CO₂ breakthrough technologies are solver strategies that aim at reducing CO₂ emissions. In this regard, direct reduction of iron ore with hydrogen has great potential. Hydrogen is able to directly reduce siderite (FeCO₃) to elemental iron. The prove of concept for the direct reduction of siderite with hydrogen is shown in [1], [2]. A major question for the implementation of this technology is providing hydrogen for the reduction. For a first implementation the solution could be coker gas. Coker gas has hydrogen contents between 58-65%. By using coker gas, establishing the direct reduction of iron carbonate could be accomplished alongside the state of the art blast furnace process, which would provide a steady hydrogen supply.

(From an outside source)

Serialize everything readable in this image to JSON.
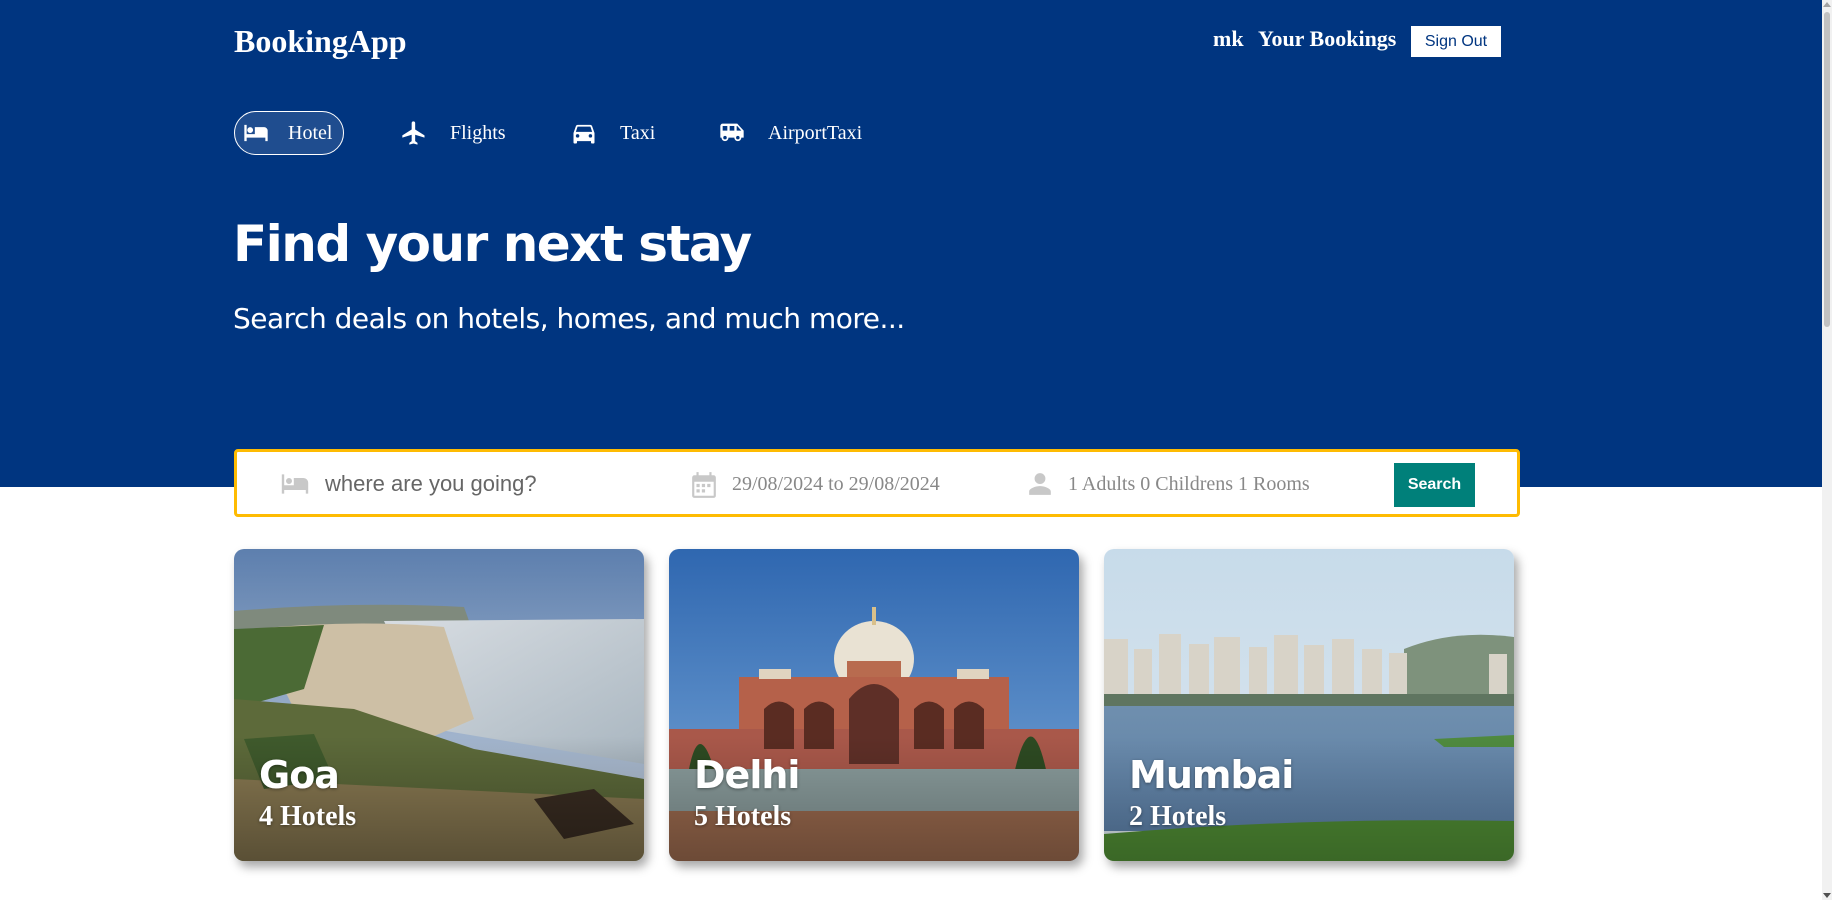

We tested different gas compositions emulating coker gas in a bench scale fixed bed reactor. The main focus was placed on the methane content in the coker gas (15-25%). We found that methane in combination with hydrogen does not limit the reducing ability of hydrogen for siderite reduction; it is slightly reactive on its own. This means coker gas is a possible hydrogen source for the direct reduction of siderite.

[1] G. Baldauf-Sommerbauer, S. Lux, and M. Siebenhofer, “Sustainable iron production from mineral iron carbonate and hydrogen,” Green Chem., vol. 18, no. 23, pp. 6255–6265, 2016.

[2] S. Lux, G. Baldauf-sommerbauer, B. Ottitsch, A. Loder, and M. Siebenhofer, “Iron carbonate beneficiation through reductive calcination – Parameter optimization to maximize methane formation,” Eur. J. Inorg. Chem., no. 13, pp. 1748–1758, 2019.